How to tokenize a collection of text file?

I am working on Information Retrieval field.For this project I need to Tokenize a collection of documents such as text files. I have done how to tokenize a string and one text file.but in the text file i am able to tokenize on the whitespace only,not able to work on hyphen or comma etc.So,I need the java code which will actually tokenize the character while getting , or - or ' etc for a collection of text files. pls help pls....

Aug 13 '13 #1

Subscribe Post Reply

8117

chaarmann

785

Expert 512MB

Just simply replace the whitespace " " in the code with a comma "," etc. to tokenize on other characters.
But most likely you want all of the mentioned characters together to be a token separator. Then tokenize by using regular Expression:

Expand|Select|Wrap|Line Numbers

String tokens[] = textString.split("[\\s\\-,']+".

If you still have problems, then please show the code you have done so far here, so that we can improve and change it.

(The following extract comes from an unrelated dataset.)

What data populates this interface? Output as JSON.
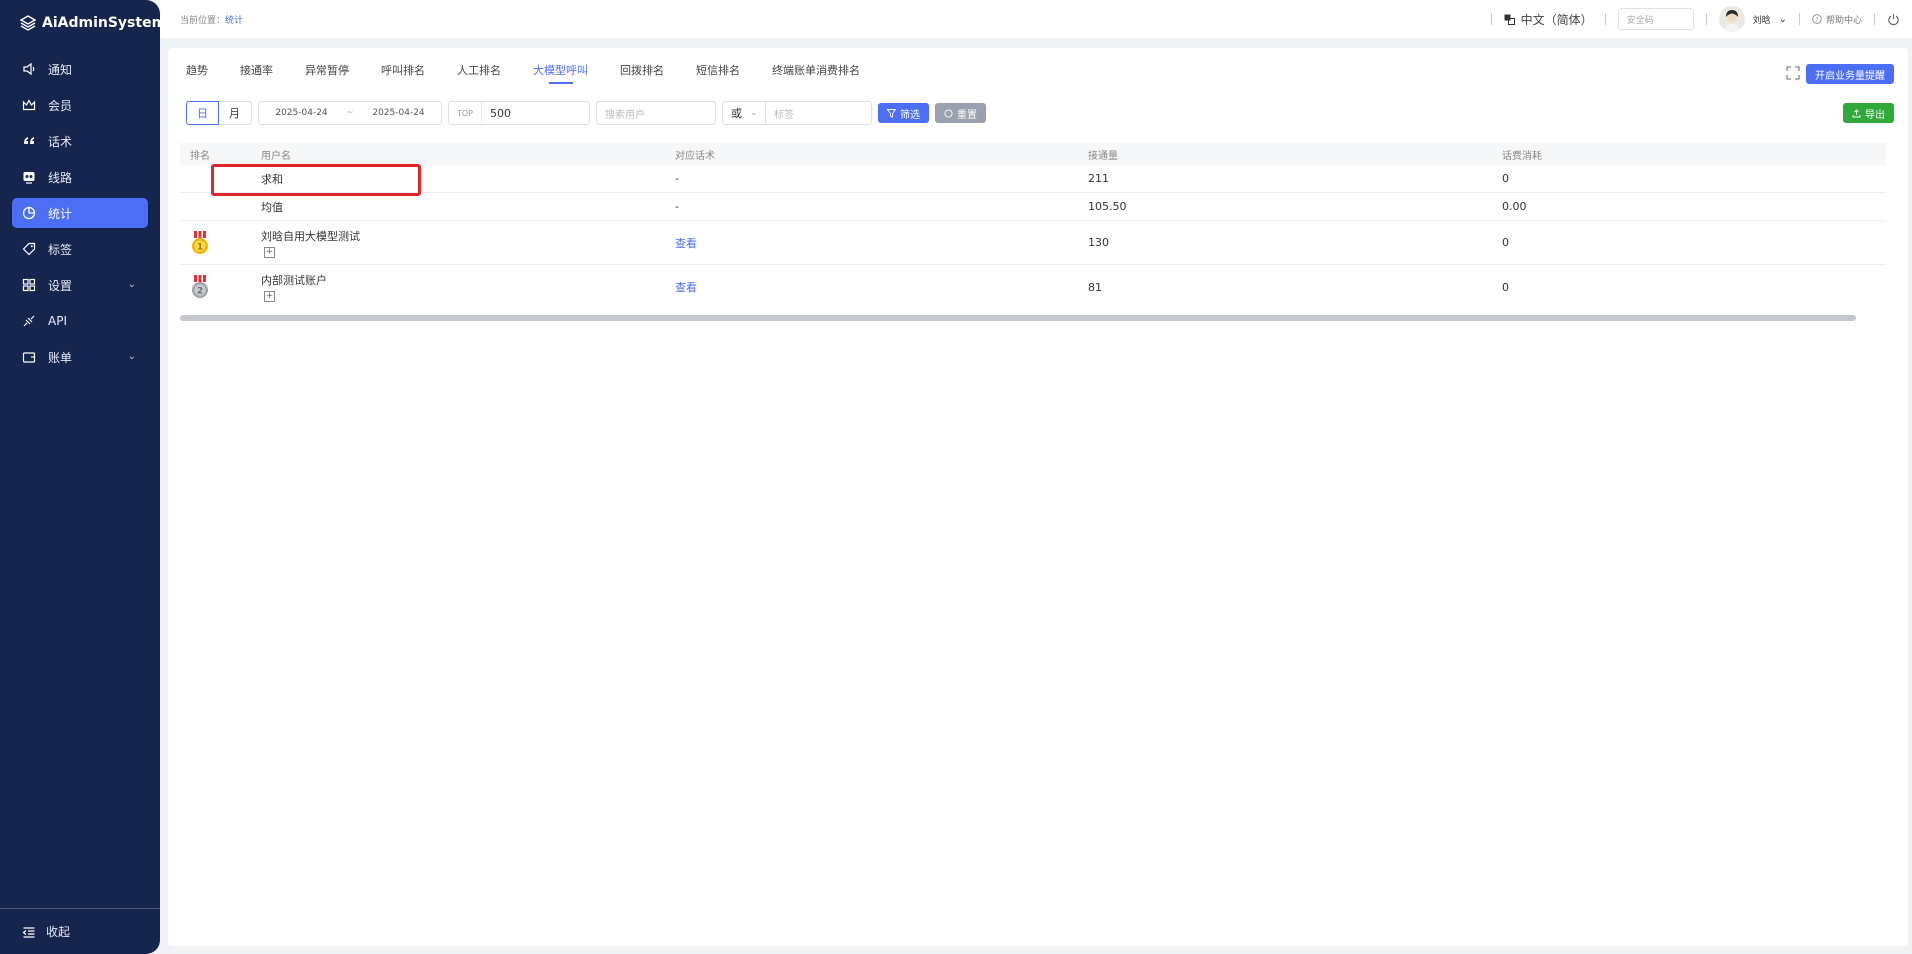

One tip: to get more and faster answers in general do NOT write "pls help pls". For me it makes the impression that you are in a hurry (abbreviation) and will not value any answer. It's clear that we are here to help you, but I feel pressure if you mention this self-speaking fact and emphasize it with two pleas. You are just lucky that I am in a very good mood right now, else I would not have answered you because of this sentence.

Aug 13 '13 #2

29294

thank you very much...I am able to tokenize the text file on getting white space and any other punctuation.Now I want to tokenize a collection of text files not only a single text file.
I am attaching my code here.one error has occured and i am unable to find why actualy it is occuring.

Attached Files

filetoken.txt (1.1 KB, 843 views)

Aug 13 '13 #3

chaarmann

785

Expert 512MB

Ok, here is the code from the file. I put it here directly using code tags instead of a text file, because then it's easier for others to read (and understand and providing help based on the line number). For the same reason, I cleaned up by removing commented-out code and then indented it properly.
Cleaned-up original code:

Expand|Select|Wrap|Line Numbers

 package stemmer; 

import java.util.*;  // Provides TreeMap, Iterator, Scanner  

import java.io.*;    // Provides FileReader, FileNotFoundException  
 
public class NewEmpty  

{  

   public static void main(String[ ] args)  

   {  

        Scanner br;  
 
        //**READ THE DOCUMENTS**  

        for (int x=0; x<Docs.length; x++)  

        {  

            br = new Scanner(new FileReader(Docs[x]));                   

        }
 
        try

        {

            String strLine= " ";

            String filedata="";

            while ( (strLine =br.readLine()) != null)

            {

                filedata+=strLine+" ";

            }

            StringTokenizer stk=new StringTokenizer(filedata," .,-'");

            while(stk.hasMoreTokens())

            {

               String token=stk.nextToken();

               System.out.println(token);

            }

            br.close();

        }  

        catch (Exception e)

        {

            System.err.println("Error: " + e.getMessage());

        }
 
        // Array of documents  

        String Docs [] = {"words.txt", "words2.txt","words3.txt", "words4.txt",};  

    } 

}

Aug 14 '13 #4

chaarmann

785

Expert 512MB

First, I wonder how it compiled at all. In line 39, you defined the string-array of docs that you want to loop through in line 12. So it must be defined BEFORE line 12

Second, you open a text file for reading in your for-loop and assigning it to "br", but instead of parsing its content, you close the for-loop which will assign the next text file and so on, until you assign the last text file and then you parse only this last one. To fix the code, you must do all the parsing (line 17 to 36) inside the for-loop, not outside.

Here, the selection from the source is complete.